Press TV
A US appeals court in Washington has denounced President Barack Obama’s CIA-run policy of assassination drone strikes, calling the CIA an emperor without clothes.
On Thursday, the American Civil Liberties Union (ACLU) took the Central Intelligence Agency (CIA) to court over Pentagon’s controversial drone policy after the US government refused to release documents related to the drone attacks, also known as the “targeted killing” program.
Judge Merrick Garland told government lawyer Stuart Delery, "If the CIA is the emperor, aren't you asking us to say that the emperor has clothes even when the emperor's bosses say it doesn't?"
The ACLU has tried to file Freedom of Information Act requests to get information on the CIA's drone program.
However, the US spy agency has refused to respond to the requests, saying that it cannot confirm the existence of the program.
The assassination drone program is cloaked in secrecy, even as officials up to President Obama admit it exists.
On January 31, 2012, Obama confirmed that the United States uses the pilotless aircraft in Pakistan and other countries.
In 2009, former director of the CIA, Leon Panetta said, "Because these are covert and secret operations, I can't go into particulars.
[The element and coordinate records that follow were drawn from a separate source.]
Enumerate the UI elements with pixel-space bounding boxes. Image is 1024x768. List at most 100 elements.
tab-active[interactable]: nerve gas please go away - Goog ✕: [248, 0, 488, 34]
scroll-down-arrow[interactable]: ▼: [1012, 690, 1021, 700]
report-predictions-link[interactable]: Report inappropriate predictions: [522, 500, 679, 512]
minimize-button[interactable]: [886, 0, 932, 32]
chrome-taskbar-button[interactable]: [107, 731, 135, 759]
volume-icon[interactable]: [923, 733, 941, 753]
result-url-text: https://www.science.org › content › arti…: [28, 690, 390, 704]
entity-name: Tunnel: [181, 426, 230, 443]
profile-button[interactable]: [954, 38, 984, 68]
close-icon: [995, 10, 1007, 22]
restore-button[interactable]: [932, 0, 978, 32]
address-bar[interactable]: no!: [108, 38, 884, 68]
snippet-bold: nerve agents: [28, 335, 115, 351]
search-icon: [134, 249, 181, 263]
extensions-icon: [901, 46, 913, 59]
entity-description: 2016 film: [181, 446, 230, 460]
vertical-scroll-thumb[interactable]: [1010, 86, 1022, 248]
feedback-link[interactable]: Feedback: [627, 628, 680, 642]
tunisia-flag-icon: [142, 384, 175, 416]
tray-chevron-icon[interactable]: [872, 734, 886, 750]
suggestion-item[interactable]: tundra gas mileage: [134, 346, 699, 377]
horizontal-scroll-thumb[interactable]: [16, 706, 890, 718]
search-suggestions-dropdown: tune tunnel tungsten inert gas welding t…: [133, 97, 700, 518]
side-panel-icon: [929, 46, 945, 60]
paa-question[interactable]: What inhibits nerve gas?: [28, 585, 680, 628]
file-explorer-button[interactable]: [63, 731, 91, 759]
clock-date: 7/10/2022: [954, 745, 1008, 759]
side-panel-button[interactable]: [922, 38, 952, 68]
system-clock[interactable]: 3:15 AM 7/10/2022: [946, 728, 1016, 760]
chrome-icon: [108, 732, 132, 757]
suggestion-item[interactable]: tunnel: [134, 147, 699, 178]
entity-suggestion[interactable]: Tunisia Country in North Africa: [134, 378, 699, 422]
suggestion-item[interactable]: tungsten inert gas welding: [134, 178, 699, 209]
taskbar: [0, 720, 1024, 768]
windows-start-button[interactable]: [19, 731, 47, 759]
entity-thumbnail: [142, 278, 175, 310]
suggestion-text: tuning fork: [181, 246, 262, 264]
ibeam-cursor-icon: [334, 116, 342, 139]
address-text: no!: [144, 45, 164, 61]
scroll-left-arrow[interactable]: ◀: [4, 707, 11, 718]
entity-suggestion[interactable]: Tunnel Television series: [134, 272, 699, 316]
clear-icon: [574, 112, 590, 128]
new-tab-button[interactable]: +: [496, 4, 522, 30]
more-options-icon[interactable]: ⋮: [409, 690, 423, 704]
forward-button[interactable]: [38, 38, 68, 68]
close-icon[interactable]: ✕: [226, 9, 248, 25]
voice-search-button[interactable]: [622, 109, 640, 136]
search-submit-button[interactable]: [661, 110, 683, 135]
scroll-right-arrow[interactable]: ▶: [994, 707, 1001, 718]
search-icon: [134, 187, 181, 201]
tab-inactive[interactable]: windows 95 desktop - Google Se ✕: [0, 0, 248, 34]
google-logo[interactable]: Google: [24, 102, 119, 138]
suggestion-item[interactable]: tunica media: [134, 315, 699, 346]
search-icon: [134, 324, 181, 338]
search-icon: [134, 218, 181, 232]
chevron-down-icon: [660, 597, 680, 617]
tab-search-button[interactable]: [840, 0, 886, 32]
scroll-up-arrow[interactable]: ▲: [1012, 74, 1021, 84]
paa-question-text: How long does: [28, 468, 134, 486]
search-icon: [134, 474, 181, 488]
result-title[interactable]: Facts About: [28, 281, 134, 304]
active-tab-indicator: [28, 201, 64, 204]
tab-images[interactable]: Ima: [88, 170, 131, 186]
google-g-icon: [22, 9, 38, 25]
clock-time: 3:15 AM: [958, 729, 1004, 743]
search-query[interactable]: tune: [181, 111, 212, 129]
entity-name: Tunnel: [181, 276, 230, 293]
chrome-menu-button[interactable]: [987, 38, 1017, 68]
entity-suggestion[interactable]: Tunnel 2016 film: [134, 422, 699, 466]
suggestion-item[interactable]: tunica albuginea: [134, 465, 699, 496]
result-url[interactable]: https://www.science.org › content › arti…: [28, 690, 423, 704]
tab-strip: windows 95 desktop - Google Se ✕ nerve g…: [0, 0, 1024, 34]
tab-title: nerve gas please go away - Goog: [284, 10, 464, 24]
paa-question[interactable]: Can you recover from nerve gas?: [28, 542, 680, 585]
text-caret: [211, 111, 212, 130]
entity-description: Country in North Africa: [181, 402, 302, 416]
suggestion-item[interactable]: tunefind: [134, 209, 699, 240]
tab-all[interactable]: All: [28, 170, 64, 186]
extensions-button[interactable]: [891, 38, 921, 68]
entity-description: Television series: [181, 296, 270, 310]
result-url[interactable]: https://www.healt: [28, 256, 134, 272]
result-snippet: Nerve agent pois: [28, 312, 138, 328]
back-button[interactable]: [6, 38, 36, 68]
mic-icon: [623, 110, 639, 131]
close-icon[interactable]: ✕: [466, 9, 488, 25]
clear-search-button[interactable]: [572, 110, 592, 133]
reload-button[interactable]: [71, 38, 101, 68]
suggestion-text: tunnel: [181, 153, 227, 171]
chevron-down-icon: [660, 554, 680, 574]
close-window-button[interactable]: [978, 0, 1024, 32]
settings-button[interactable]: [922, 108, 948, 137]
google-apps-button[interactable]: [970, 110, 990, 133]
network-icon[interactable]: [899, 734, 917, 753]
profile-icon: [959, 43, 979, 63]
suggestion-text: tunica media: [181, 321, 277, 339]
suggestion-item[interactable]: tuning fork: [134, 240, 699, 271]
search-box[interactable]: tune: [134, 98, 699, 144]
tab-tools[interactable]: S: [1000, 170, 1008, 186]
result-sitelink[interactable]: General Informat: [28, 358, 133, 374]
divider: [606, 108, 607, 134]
I think it does suffice to say that these operations have been very effective."
“The notion that the CIA’s targeted killing program is a secret nothing short of absurd,” ACLU Deputy Legal Director Jameel Jaffer said on Tuesday.
The US regularly uses the unmanned aircraft for attacks on Pakistan, Somalia, Yemen, and Afghanistan, claiming the airstrikes target Al-Qaeda and Taliban militants, but locals say civilians are the main victims of the assaults.
The aerial attacks were initiated by former US President George W. Bush but have been escalated under Obama.